Can LLMs Introspect? A Reality Check
This article discusses a paper titled "Can LLMs Introspect? A Reality Check" by Shashwat Singh and others, published on arXiv. It explores various tools and platforms associated with the paper, including bibliographic tools, code repositories, and demo spaces. Organizations working with arXivLabs adhere to values of openness, community, excellence, and user data privacy.
This article highlights a recent paper published on arXiv, "Can LLMs Introspect? A Reality Check," authored by Shashwat Singh and his colleagues. The paper, submitted in May 2026, is available in various formats, including PDF.
The article also showcases a range of resources linked to this research, such as bibliographic tools like NASA ADS, Google Scholar, and Semantic Scholar, which facilitate citation and exploration of related works.
Furthermore, it points to platforms for code, data, and media associated with the paper, including alphaXiv, CatalyzeX, DagsHub, and Huggingface. These resources enable researchers to access and utilize the underlying code and datasets.
For practical demonstrations, the article mentions demo spaces like Replicate, Hugging Face Spaces, and TXYZ.AI, allowing users to interact with implementations of the research. arXivLabs, as a framework, supports these experimental projects, ensuring they align with values of openness, community, excellence, and user data privacy.
Related articles
The AI world is getting ‘loopy’
AI models are taking a significant leap forward with the adoption of "agentic loops," where AI agents continuously prompt each other to improve code and solve complex problems. This approach, though potentially resource-intensive, promises to unlock new levels of autonomous problem-solving and efficiency in AI applications.

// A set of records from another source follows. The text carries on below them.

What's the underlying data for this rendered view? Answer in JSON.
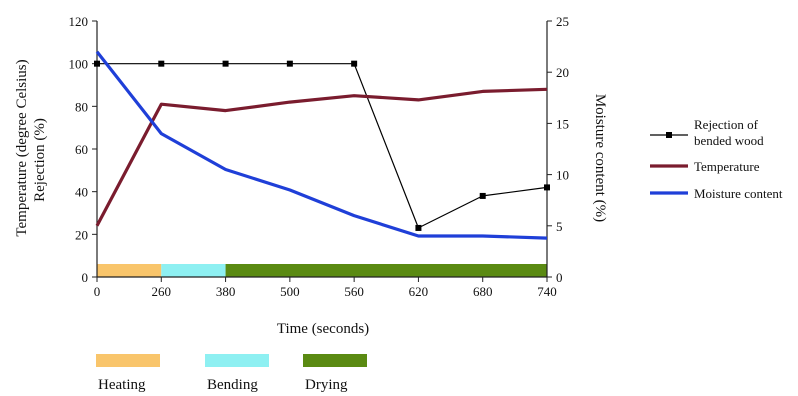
{
  "chart_data": {
    "type": "line",
    "x": [
      0,
      260,
      380,
      500,
      560,
      620,
      680,
      740
    ],
    "x_tick_labels": [
      "0",
      "260",
      "380",
      "500",
      "560",
      "620",
      "680",
      "740"
    ],
    "xlabel": "Time (seconds)",
    "ylabel_left": [
      "Temperature (degree Celsius)",
      "Rejection (%)"
    ],
    "ylabel_right": "Moisture content (%)",
    "ylim_left": [
      0,
      120
    ],
    "yticks_left": [
      0,
      20,
      40,
      60,
      80,
      100,
      120
    ],
    "ylim_right": [
      0,
      25
    ],
    "yticks_right": [
      0,
      5,
      10,
      15,
      20,
      25
    ],
    "series": [
      {
        "name": "Rejection of bended wood",
        "axis": "left",
        "color": "#000000",
        "marker": "square",
        "values": [
          100,
          100,
          100,
          100,
          100,
          23,
          38,
          42
        ]
      },
      {
        "name": "Temperature",
        "axis": "left",
        "color": "#7a1c2e",
        "values": [
          24,
          81,
          78,
          82,
          85,
          83,
          87,
          88
        ]
      },
      {
        "name": "Moisture content",
        "axis": "right",
        "color": "#1f3fd8",
        "values": [
          22,
          14,
          10.5,
          8.5,
          6,
          4,
          4,
          3.8
        ]
      }
    ],
    "legend_position": "right",
    "phases": [
      {
        "label": "Heating",
        "start": 0,
        "end": 260,
        "color": "#f9c56b"
      },
      {
        "label": "Bending",
        "start": 260,
        "end": 380,
        "color": "#8ef0f2"
      },
      {
        "label": "Drying",
        "start": 380,
        "end": 740,
        "color": "#5a8a12"
      }
    ],
    "grid": false
  }
}
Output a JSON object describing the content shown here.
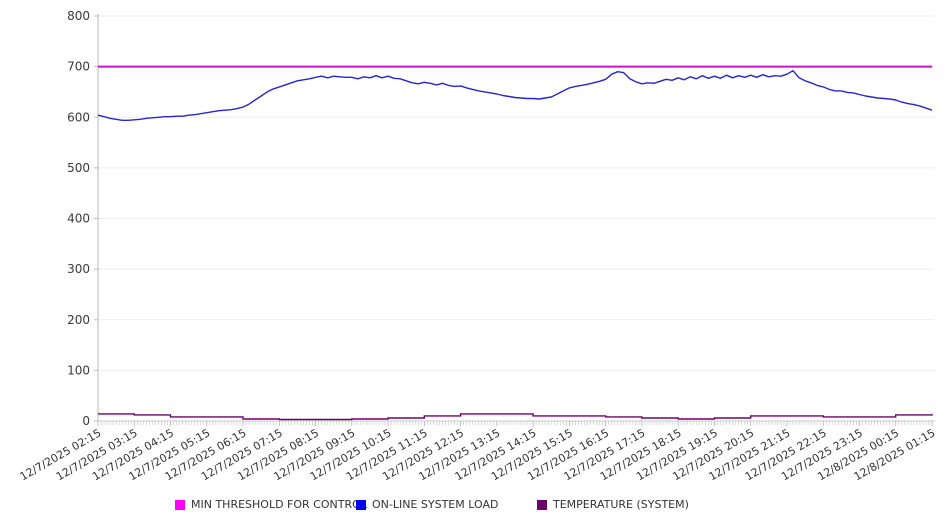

Codex-maxxing for long-running work
Codex is increasingly being used by organizations to support long-running projects that go beyond a single prompt. This whitepaper by Jason Liu offers practical strategies for leveraging Codex as a persistent workspace, managing complex workflows and sustaining progress.
Nobel laureate John Jumper is leaving DeepMind for rival Anthropic
Nobel laureate John Jumper is departing Google DeepMind to join its competitor, Anthropic, after dedicating nearly nine years to DeepMind, where he led the AlphaFold team. Jumper, who shared a Nobel Prize for his work on AlphaFold, expressed gratitude for his time at DeepMind while looking forward to new endeavors.